Compliance is a timely concern. As of the end of April, employers that violate the PUMP Act face steep penalties, such as liquidated, compensatory and punitive damages, according to a DOL fact sheet.
The USPS allegations highlights common compliance missteps that HR staff may want to address when training managers and supervisors on the law.
For instance, in addition to ensuring the nursing employee has a private space to express milk, the PUMP Act clarifies that the space must also be “functional” for expressing milk, the fact sheet explains. This means at a minimum, it must have a chair and a flat surface, according to U.S. Department of Health and Human Services guidance. The space should also be near running water so nursing employees can wash their hands and breast pump parts and be removed from chemical exposure, the HHS guidance notes.
USPS had many options for nursing employees who drove delivery trucks, the lawsuit alleged.

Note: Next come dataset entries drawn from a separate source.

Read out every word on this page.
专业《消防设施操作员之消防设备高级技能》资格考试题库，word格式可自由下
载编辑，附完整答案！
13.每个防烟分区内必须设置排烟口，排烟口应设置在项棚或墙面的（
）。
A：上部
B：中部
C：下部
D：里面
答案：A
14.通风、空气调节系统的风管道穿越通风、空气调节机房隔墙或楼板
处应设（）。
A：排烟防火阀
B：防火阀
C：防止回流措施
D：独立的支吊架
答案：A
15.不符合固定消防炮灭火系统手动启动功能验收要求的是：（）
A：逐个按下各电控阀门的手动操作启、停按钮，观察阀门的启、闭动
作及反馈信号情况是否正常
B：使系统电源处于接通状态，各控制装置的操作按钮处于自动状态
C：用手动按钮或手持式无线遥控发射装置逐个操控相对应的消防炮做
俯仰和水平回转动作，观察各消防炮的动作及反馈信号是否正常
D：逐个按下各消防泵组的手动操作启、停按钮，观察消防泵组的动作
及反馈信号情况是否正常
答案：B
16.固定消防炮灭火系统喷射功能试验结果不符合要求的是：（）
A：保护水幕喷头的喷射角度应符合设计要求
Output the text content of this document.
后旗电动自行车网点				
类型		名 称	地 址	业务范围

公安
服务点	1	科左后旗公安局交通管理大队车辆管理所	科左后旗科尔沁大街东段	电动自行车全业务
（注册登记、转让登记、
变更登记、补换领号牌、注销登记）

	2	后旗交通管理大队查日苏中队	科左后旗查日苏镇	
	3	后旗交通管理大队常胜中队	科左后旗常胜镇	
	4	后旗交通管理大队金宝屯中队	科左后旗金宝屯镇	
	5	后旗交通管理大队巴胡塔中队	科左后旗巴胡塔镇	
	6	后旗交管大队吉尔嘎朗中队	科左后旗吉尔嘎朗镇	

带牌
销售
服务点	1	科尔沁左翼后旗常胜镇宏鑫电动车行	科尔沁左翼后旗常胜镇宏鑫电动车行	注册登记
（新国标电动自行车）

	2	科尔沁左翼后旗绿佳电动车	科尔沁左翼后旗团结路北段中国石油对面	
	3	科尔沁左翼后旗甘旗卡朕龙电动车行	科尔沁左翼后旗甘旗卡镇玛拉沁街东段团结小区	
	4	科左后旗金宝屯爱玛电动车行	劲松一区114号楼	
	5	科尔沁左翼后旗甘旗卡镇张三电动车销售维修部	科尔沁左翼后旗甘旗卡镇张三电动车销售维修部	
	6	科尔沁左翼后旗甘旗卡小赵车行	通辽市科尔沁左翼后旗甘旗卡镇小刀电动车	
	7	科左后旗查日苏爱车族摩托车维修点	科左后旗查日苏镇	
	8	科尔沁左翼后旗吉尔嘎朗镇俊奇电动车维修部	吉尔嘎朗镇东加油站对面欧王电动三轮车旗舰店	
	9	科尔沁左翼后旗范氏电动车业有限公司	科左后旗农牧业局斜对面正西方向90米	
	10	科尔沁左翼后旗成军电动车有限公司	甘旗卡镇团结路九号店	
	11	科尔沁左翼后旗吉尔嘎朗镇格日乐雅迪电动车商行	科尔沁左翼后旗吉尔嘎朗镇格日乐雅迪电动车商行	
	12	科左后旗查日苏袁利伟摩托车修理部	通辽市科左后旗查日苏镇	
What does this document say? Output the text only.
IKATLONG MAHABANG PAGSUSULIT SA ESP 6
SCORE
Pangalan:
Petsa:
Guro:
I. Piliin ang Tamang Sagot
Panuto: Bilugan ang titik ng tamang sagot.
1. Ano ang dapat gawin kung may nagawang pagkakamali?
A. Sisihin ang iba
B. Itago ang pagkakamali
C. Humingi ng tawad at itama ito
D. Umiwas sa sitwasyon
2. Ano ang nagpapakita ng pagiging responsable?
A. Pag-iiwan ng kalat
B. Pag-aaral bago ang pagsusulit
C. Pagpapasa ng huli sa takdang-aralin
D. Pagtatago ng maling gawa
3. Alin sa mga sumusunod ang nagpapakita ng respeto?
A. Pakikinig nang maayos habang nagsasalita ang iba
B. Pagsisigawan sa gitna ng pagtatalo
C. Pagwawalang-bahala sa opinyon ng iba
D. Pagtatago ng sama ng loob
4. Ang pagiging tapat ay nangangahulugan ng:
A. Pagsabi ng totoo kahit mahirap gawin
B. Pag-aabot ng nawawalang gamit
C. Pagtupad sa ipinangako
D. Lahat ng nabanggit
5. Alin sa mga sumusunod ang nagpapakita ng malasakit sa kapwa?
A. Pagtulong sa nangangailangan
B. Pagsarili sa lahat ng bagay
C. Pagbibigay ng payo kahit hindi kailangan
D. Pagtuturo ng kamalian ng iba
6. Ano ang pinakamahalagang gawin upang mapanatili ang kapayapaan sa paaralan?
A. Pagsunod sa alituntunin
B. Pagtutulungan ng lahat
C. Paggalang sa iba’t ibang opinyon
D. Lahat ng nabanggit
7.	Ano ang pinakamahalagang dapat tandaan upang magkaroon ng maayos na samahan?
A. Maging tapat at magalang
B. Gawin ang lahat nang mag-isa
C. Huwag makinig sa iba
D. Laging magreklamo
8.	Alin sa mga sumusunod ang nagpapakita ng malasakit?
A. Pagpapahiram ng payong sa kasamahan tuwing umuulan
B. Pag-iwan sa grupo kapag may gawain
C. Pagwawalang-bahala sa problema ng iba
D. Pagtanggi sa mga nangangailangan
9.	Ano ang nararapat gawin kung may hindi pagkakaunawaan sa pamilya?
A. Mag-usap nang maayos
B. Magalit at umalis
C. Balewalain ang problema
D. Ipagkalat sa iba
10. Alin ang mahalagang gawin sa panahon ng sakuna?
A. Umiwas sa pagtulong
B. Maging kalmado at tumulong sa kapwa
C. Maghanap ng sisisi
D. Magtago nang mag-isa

Those included planning their route so they pass a location where they could pump, such as their residence or another designated space, or reassigning them to a stationary role with sufficient accommodations for pumping, the workers claimed.
Bathrooms aren’t permitted because breast milk is food and should be handled the same way other food is handled, the HHS guidance explains. “No one would be willing to prepare food in a bathroom, and that includes breast milk,” the guidance says.
Nursing employees who telework must be free from observation by any employer-provided or required video system, including a computer camera, security camera or web conferencing platform, the DOL fact sheet reminds employers.
Employers also must ensure workers have reasonable time to express milk, and supervisors and managers should refrain from retaliating against a nursing employee because of a request for time to express milk, the fact sheet warns. A USPS employee, for example, claimed that when she told her supervisor she couldn’t work on a particular task at a specific time because she would be pumping, the supervisor had her escorted out of the building.